ASEAN keeps firm focus on recovery
By YANG HAN in Hong Kong | China Daily | Updated: 2022-07-29 07:10
Economic priorities expected to draw attention when foreign chiefs meet
Efforts to promote sustainable development as part of Southeast Asia's recovery from the pandemic are likely to feature high on the agenda when foreign ministers from the ASEAN grouping meet in Cambodia next week.
Aside from the ASEAN foreign ministers' meeting, there will be expanded sessions with the ASEAN Plus Three foreign ministers' meeting and the ASEAN Regional Forum, as well as other related events, in Phnom Penh.
The events will begin on Sunday and wrap up on Aug 6. Cambodia holds the rotating chair of the Association of Southeast Asian Nations.
In addition to the expected economic focus in the sessions, some believe discussions about events in Myanmar may also arise.
By Tuesday, Cambodia had invited foreign ministers from 38 countries to Phnom Penh for the meetings.
Apart from representatives of China, Russian Foreign Minister Sergey Lavrov and United States Secretary of State Antony Blinken are expected to take part in related sessions, the Cambodia's Ministry of Foreign Affairs and International Cooperation said.
Luy David, the secretary of state of the Cambodian Foreign Ministry, said the country is also looking forward to welcoming high-level representatives from the European Union.
Kin Phea, director-general of the Royal Academy of Cambodia's International Relations Institute, said it is a good time for ASEAN to work with Russia to address such issues as the global food and fuel shortages through ASEAN-led platforms.
The meetings offer opportunities to encourage Russia and Ukraine to hold peace talks as well as ask external partners to consider Russia's concerns and jointly address the issues, some observers say.
However, Chheang Vannarith, president of the Asian Vision Institute think tank in Phnom Penh, said: "It's not the intention of Cambodia, as a chair, to let these geopolitical issues dominate the meetings because Cambodia's priority is post-COVID-19 recovery."
Thomas Daniel, a senior fellow at the Institute of Strategic and International Studies Malaysia, said one of the most troublesome issues at the meetings will likely "be the developments in Myanmar and how ASEAN is going to manage its relationship with Myanmar".
Myanmar's seat at the meetings will remain vacant because its government declined an invitation to send a non-political representative, said Prak Sokhonn, Cambodian deputy prime minister and foreign minister. He is also the special envoy of the ASEAN chair to Myanmar.

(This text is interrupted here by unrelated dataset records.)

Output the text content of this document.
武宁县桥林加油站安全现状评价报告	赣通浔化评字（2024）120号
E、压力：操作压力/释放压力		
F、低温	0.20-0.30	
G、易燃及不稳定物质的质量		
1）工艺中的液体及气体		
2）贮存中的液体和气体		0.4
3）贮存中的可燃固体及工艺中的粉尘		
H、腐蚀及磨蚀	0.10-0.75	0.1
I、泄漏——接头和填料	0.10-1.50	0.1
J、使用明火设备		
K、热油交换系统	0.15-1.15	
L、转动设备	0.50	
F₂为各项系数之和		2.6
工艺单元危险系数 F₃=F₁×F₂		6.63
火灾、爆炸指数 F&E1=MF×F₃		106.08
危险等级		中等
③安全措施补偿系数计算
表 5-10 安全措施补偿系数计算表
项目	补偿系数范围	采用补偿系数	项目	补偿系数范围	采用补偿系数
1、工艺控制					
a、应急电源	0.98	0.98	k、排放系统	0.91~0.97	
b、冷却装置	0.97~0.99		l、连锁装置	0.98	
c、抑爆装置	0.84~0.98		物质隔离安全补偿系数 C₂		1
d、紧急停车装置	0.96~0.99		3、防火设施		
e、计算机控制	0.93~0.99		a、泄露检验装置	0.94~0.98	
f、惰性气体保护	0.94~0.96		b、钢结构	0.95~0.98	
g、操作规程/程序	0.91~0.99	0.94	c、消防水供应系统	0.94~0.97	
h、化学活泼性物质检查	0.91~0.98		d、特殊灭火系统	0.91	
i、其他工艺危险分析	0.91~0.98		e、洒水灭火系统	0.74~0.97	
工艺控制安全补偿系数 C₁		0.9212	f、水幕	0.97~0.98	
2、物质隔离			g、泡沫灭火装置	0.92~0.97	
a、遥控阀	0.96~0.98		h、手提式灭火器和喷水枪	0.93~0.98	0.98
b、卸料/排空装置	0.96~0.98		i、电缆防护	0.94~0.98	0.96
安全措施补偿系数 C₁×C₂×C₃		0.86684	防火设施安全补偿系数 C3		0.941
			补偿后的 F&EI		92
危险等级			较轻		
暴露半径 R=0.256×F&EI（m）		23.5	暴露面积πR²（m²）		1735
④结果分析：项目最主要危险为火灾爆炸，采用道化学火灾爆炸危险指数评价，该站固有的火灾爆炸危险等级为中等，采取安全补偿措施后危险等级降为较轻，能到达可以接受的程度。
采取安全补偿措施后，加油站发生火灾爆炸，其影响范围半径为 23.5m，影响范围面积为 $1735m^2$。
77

Thomas said there has been little progress on a five-point consensus reached last year among ASEAN nations for a peaceful solution to the Myanmar crisis.
ASEAN ministers could be wary of geopolitical issues raised by other participating countries that are not necessarily conducive to the mobilization of collective efforts to tackle common challenges for sustainable development, some analysts say.
Kin Phea noted that Cambodian Prime Minister Hun Sen has made it clear that participation in any framework or initiative that intends to contain another country or region would absolutely not be welcome.